Voilà en quelque sorte, la vraie sagesse et intelligence de la petitesse en vérité qui fait que l'on manquera toujours de quelque chose et qu'il y aura toujours en nous un espace, une place pour l'autre, pour Dieu, espace sans cesse à dilater, à recréer contre les forces d'ensablement, d'encombrement, de chaos, de mort. Madeleine Delbrel va jusqu'à dire : Tout ce dont nous pouvons nous passer et que nous gardons doit quelque part priver un frère de quelque chose et surtout priver Dieu d'un peu de nous-mêmes : facile à dire, mais si peu évident à vivre même très partiellement.

Et c'est ainsi qu'il faudrait peut-être comprendre aussi la sagesse du joug léger de Jésus car joug libérateur de ce qui ne peut que nous encombrer, nous asservir, ralentissant la marche voire l'arrêtant sans nous en apercevoir, empêtrés que nous serions peut-être dans le plus profond désespoir qui paralyse ou bien dans la suffisance caricaturale d'un prétendu bonheur : Pauvre fou a dit Jésus en une parabole, alors que tu te croyais tranquille, cette nuit  même on te redemande ta vie.

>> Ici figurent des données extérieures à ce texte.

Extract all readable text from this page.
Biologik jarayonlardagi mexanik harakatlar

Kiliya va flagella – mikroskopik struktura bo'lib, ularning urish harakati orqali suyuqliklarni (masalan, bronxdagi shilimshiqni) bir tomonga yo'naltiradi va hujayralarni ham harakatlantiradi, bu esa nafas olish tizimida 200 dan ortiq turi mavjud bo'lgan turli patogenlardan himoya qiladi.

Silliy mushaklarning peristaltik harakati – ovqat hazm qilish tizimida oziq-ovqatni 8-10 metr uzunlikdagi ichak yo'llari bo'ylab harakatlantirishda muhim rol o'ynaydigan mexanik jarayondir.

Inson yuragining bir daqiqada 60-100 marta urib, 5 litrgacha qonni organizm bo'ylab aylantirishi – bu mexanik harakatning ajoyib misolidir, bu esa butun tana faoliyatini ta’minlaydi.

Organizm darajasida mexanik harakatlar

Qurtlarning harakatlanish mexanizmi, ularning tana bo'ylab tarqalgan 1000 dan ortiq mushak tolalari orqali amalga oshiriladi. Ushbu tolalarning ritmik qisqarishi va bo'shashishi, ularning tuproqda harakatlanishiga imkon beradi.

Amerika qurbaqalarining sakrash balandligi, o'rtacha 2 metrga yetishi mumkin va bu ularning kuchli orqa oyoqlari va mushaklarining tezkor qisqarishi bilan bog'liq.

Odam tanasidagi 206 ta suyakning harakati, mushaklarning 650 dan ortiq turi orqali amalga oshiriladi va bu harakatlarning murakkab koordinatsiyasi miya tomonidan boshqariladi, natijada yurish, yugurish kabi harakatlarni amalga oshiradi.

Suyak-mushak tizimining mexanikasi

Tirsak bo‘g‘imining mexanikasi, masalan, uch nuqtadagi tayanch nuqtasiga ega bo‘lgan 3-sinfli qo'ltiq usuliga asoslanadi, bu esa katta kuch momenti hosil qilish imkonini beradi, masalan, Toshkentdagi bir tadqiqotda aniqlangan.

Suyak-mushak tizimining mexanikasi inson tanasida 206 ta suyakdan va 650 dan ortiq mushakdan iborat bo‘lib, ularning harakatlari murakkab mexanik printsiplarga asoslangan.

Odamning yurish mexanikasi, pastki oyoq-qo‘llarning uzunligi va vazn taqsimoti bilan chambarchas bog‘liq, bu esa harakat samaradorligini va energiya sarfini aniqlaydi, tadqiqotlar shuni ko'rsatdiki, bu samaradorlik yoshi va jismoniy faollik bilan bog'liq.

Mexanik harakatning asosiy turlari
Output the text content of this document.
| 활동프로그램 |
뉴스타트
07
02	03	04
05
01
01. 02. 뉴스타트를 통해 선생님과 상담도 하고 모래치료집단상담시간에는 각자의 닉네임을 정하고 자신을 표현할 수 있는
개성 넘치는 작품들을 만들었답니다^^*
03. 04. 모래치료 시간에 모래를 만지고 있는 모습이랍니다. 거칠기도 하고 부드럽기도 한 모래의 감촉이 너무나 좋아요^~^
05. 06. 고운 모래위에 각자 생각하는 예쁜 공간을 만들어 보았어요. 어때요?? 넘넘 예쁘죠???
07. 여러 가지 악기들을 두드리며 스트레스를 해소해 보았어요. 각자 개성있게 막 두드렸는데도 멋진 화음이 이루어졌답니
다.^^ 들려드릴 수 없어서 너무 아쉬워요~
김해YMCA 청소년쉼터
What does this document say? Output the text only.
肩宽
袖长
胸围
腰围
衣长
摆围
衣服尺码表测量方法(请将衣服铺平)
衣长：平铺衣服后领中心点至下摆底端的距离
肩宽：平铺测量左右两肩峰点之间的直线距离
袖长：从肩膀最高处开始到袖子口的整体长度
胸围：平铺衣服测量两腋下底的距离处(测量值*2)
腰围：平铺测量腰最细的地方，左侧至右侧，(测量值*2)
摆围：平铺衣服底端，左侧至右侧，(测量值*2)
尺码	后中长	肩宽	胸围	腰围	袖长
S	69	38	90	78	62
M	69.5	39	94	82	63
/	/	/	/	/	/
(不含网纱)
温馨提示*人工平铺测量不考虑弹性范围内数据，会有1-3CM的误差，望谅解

Un grand spirituel du 20e siècle, le Père Jacques Loew, disait en substance de ce joug qu'il pourrait aussi être vu comme une colonne vertébrale, c'est-à-dire l'Esprit de vie habitant en nos cœurs comme le suggère aujourd'hui saint Paul, la Parole de vie nous permettant d'être des vertébrés de la foi avançant librement, le cœur de plus en plus dilaté et non comme des invertébrés de la foi prisonniers de leurs préjugés, de leur suffisance, de leur ignorance, de leur peur et de leur haine.

Et ce repos promis par Jésus ne serait certainement pas un simple répit dans les adversités de l'existence ni la négation de celles-ci, ni non plus d'être prétendument sans-souci comme le nom de la demeure du roi de Prusse Frédéric II où une foule de soucis venaient quand même l'assaillir. Il s'agirait plutôt d'un repos dynamique, comme une sorte de paix discrète mais confiante, joyeuse et active permettant d'affronter les eaux profondes de son existence, en vérité, permettant peut-être de considérer avec paix les événements, peut-être comme le surfeur jouant non pas contre mais avec la vague. Une paix, une joie venue d'au-delà de soi et permettant comme le disait un jour le saint pape Jean-Paul II d'accepter tout simplement sa vie comme un don reçu et non comme une possession égoïste.

Alors oui, laissant ainsi toujours plus de place à cet hôte intérieur bienveillant, nous pourrons mieux comprendre que son joug est un dynamisme qui permet sans cesse de choisir la vie et dans la joie, de dire comme le psalmiste (ps. 83) : En moi, cœur et corps ont bondi vers le Dieu de vie. A mesure qu'on avance dans la vie et dans la foi, dit aussi saint Benoît au prologue de la Règle, le cœur se dilate et dans l'indicible douceur de l'amour, on court sur la voie des commandements de Dieu, de sa loi, de son joug de vie.